Everything Val Lijci makes at his restaurant Napoli's looks decadent. He cooks with olive oil, vegetables, and wine. Every recipe comes from the Mediterranean town he grew up in.

"Mediterranean food is very healthy," he says and doctors agree.

In a recent study, researchers analyzed the diets of more than 20 thousand people living along the Mediterranean. They found people living there are less likely to have heart disease, diabetes or cancer. Nutritionist Mandy Jefferson says it's because people in the Mediterranean eat fresh, healthy foods unlike Americans.

"As Americans we have been taught to limit our fats during the day, but instead of limiting all of our fats what we want to do is reduce the amount of saturated fat that we are eating and actually make an effort to include the good fats on a daily basis. That's what they do in the Mediterranean," she says.

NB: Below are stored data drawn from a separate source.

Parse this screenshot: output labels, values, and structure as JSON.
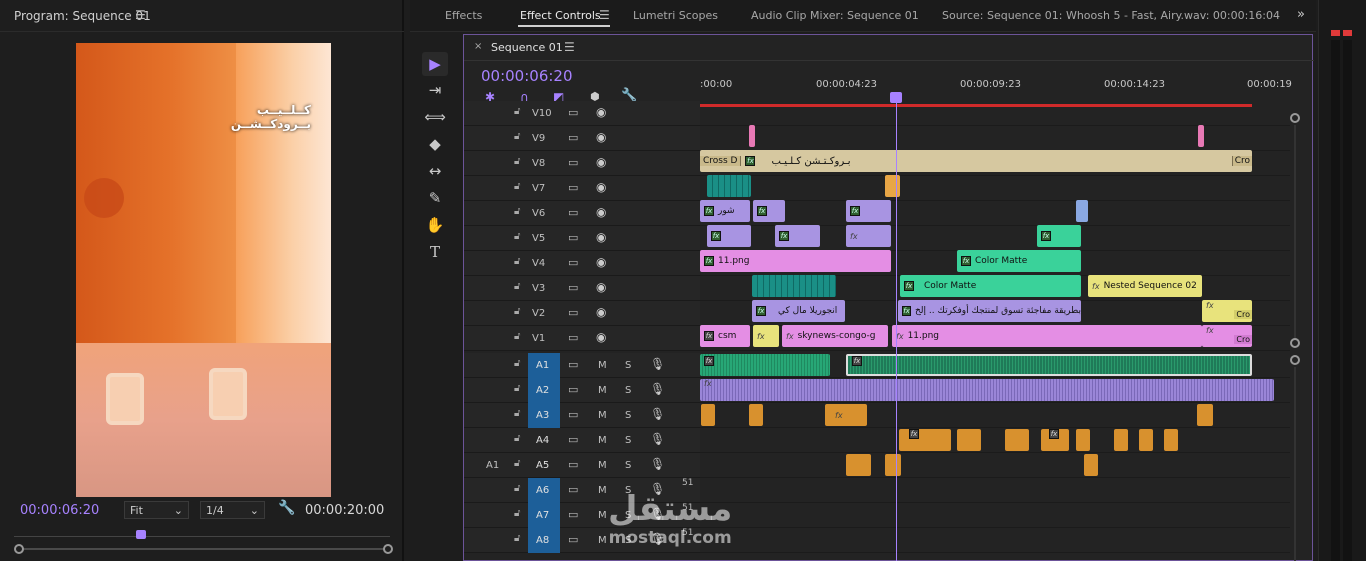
{
  "program": {
    "title": "Program: Sequence 01",
    "overlay_text_line1": "كــلــيــب",
    "overlay_text_line2": "بــرودكــشــن",
    "timecode_current": "00:00:06:20",
    "fit": "Fit",
    "resolution": "1/4",
    "timecode_duration": "00:00:20:00"
  },
  "tabs": [
    "Effects",
    "Effect Controls",
    "Lumetri Scopes",
    "Audio Clip Mixer: Sequence 01",
    "Source: Sequence 01: Whoosh 5 - Fast, Airy.wav: 00:00:16:04"
  ],
  "sequence": {
    "tab_label": "Sequence 01",
    "timecode": "00:00:06:20",
    "ruler": [
      ":00:00",
      "00:00:04:23",
      "00:00:09:23",
      "00:00:14:23",
      "00:00:19"
    ],
    "video_tracks": [
      "V10",
      "V9",
      "V8",
      "V7",
      "V6",
      "V5",
      "V4",
      "V3",
      "V2",
      "V1"
    ],
    "audio_tracks": [
      "A1",
      "A2",
      "A3",
      "A4",
      "A5",
      "A6",
      "A7",
      "A8"
    ],
    "source_patch_a5": "A1",
    "mute_label": "M",
    "solo_label": "S",
    "clip_labels": {
      "cross_d": "Cross D",
      "v8_title": "بـروكـتـشن كـلـيـب",
      "v8_end": "Cro",
      "v6_title": "شور",
      "v4_png": "11.png",
      "v4_color": "Color Matte",
      "v3_color": "Color Matte",
      "v3_nested": "Nested Sequence 02",
      "v3_end": "Cro",
      "v2_a": "انجوريلا مال كي",
      "v2_b": "بطريقة مفاجئة تسوق لمنتجك أوفكرتك .. إلخ",
      "v2_end": "Cro",
      "v1_csm": "csm",
      "v1_sky": "skynews-congo-g",
      "v1_png": "11.png",
      "v1_end": "Cro"
    },
    "level_51": "51"
  },
  "watermark": {
    "text_ar": "مستقل",
    "text_en": "mostaql.com"
  },
  "colors": {
    "accent": "#a782ff",
    "title_clip": "#d6c8a0",
    "pink_clip": "#e48ee4",
    "lavender_clip": "#a894e2",
    "green_clip": "#3ad29a",
    "yellow_clip": "#e8e37c",
    "teal_clip": "#1a8f86",
    "audio_green": "#27a776",
    "audio_lavender": "#9a86d8",
    "audio_orange": "#d8912e"
  }
}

To follow a Mediterranean diet, fill up on whole grains and pastas, fresh vegetables and fruits, nuts, feta cheese, and plenty of fish. Plus use olive oil on everything. And drink a glass of wine every day.

"Wine is very healthy," says Val. "We say over there (Italy) he who drinks wine he never going to get sick from heart attack."

But doctors warn the only way this decadent diet can backfire is if you over indulge.

"The saying just because something is good doesn't mean more is better -- olive oil is a fat if we start adding olive oil to everything we eat that's going to be a lot of fat -- so if weight is an issue that's not a good thing. So moderation is key."